On 17 March the Germans abandoned most of their defence lines, leaving only a small number of troops to cover their retreat, and started to evacuate their main body of forces from the city. The Polish forces finally took the railway station and reached the port, but most of the German troops had been evacuated to Swinemünde.
More than 80% of the city was destroyed in the heavy fighting, and the Polish casualties were about 1,000 dead and 3,000 wounded.
As the Soviet forces approached Kolberg in February 1945, much valuable equipment, most of the inhabitants, some 70,000 refugees from surrounding areas and 40,000 German troops had been evacuated from the city, threatened by imminent siege, by German naval forces in ‘Hannibal’. Only about 2,000 soldiers were left on 17 March to cover the sailing of the last transport vessels.

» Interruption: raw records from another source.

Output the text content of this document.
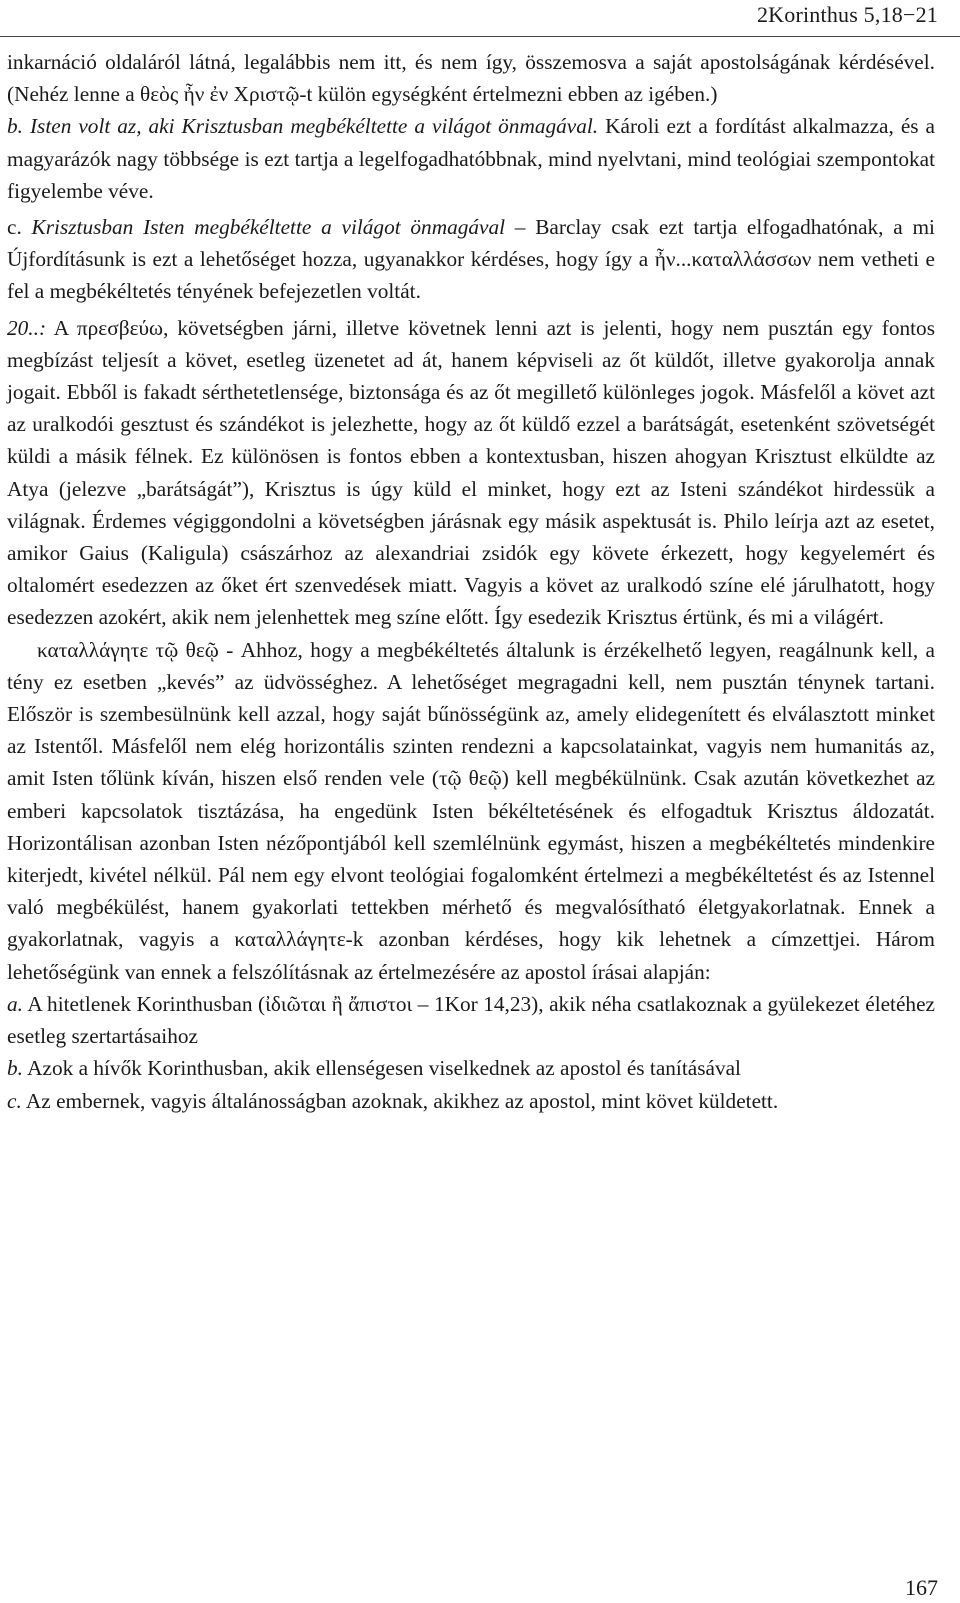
2Korinthus 5,18−21

inkarnáció oldaláról látná, legalábbis nem itt, és nem így, összemosva a saját apostolságának kérdésével. (Nehéz lenne a θεὸς ἦν ἐν Χριστῷ-t külön egységként értelmezni ebben az igében.)

b. Isten volt az, aki Krisztusban megbékéltette a világot önmagával. Károli ezt a fordítást alkalmazza, és a magyarázók nagy többsége is ezt tartja a legelfogadhatóbbnak, mind nyelvtani, mind teológiai szempontokat figyelembe véve.

c. Krisztusban Isten megbékéltette a világot önmagával – Barclay csak ezt tartja elfogadhatónak, a mi Újfordításunk is ezt a lehetőséget hozza, ugyanakkor kérdéses, hogy így a ἦν...καταλλάσσων nem vetheti e fel a megbékéltetés tényének befejezetlen voltát.

20..: A πρεσβεύω, követségben járni, illetve követnek lenni azt is jelenti, hogy nem pusztán egy fontos megbízást teljesít a követ, esetleg üzenetet ad át, hanem képviseli az őt küldőt, illetve gyakorolja annak jogait. Ebből is fakadt sérthetetlensége, biztonsága és az őt megillető különleges jogok. Másfelől a követ azt az uralkodói gesztust és szándékot is jelezhette, hogy az őt küldő ezzel a barátságát, esetenként szövetségét küldi a másik félnek. Ez különösen is fontos ebben a kontextusban, hiszen ahogyan Krisztust elküldte az Atya (jelezve „barátságát”), Krisztus is úgy küld el minket, hogy ezt az Isteni szándékot hirdessük a világnak. Érdemes végiggondolni a követségben járásnak egy másik aspektusát is. Philo leírja azt az esetet, amikor Gaius (Kaligula) császárhoz az alexandriai zsidók egy követe érkezett, hogy kegyelemért és oltalomért esedezzen az őket ért szenvedések miatt. Vagyis a követ az uralkodó színe elé járulhatott, hogy esedezzen azokért, akik nem jelenhettek meg színe előtt. Így esedezik Krisztus értünk, és mi a világért.

καταλλάγητε τῷ θεῷ - Ahhoz, hogy a megbékéltetés általunk is érzékelhető legyen, reagálnunk kell, a tény ez esetben „kevés” az üdvösséghez. A lehetőséget megragadni kell, nem pusztán ténynek tartani. Először is szembesülnünk kell azzal, hogy saját bűnösségünk az, amely elidegenített és elválasztott minket az Istentől. Másfelől nem elég horizontális szinten rendezni a kapcsolatainkat, vagyis nem humanitás az, amit Isten tőlünk kíván, hiszen első renden vele (τῷ θεῷ) kell megbékülnünk. Csak azután következhet az emberi kapcsolatok tisztázása, ha engedünk Isten békéltetésének és elfogadtuk Krisztus áldozatát. Horizontálisan azonban Isten nézőpontjából kell szemlélnünk egymást, hiszen a megbékéltetés mindenkire kiterjedt, kivétel nélkül. Pál nem egy elvont teológiai fogalomként értelmezi a megbékéltetést és az Istennel való megbékülést, hanem gyakorlati tettekben mérhető és megvalósítható életgyakorlatnak. Ennek a gyakorlatnak, vagyis a καταλλάγητε-k azonban kérdéses, hogy kik lehetnek a címzettjei. Három lehetőségünk van ennek a felszólításnak az értelmezésére az apostol írásai alapján:

a. A hitetlenek Korinthusban (ἰδιῶται ἢ ἄπιστοι – 1Kor 14,23), akik néha csatlakoznak a gyülekezet életéhez esetleg szertartásaihoz

b. Azok a hívők Korinthusban, akik ellenségesen viselkednek az apostol és tanításával

c. Az embernek, vagyis általánosságban azoknak, akikhez az apostol, mint követ küldetett.

167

The Festerplatz ‘Danzigtenhafen’, also the main port for refugees from East Prussia escaping west, was defended as long as possible by von Saucken in order to keep open evacuation routes.
Rokossovsky opened his final offensive on 15 March. The main thrust, directed toward the coast at Zoppot between Gotenhafen and Danzig, was undertaken by General Leytenant Feofan A. Parkhomenko’s 70th Army and General Leytenant Ivan T. Grishin’s 49th Army advancing in parallel. The fighting was savage, but by 19 March the Soviet spearheads had reached the heights above Zoppot, while Generalleutnant Clemens Betzel’s (from 27 March Oberst Ernst-Wilhelm Hoffmann’s) 4th Panzerdivision had been pushed back to the outskirts of Danzig itself.
By 22 March the 70th Army had reached the sea, splitting the German defence. Gotenhafen was taken on 26 March, its defenders and many civilians retreating to the headland at Oxhoft, from where they were evacuated to the Hel peninsula. Danzig finally fell on 28 March, after which the remnants of 2nd Army withdrew to the delta of the Vistula river in the area to the north-east of the city. Evacuation of civilians and military personnel from there and from the Hel peninsula continued until the end of hostilities.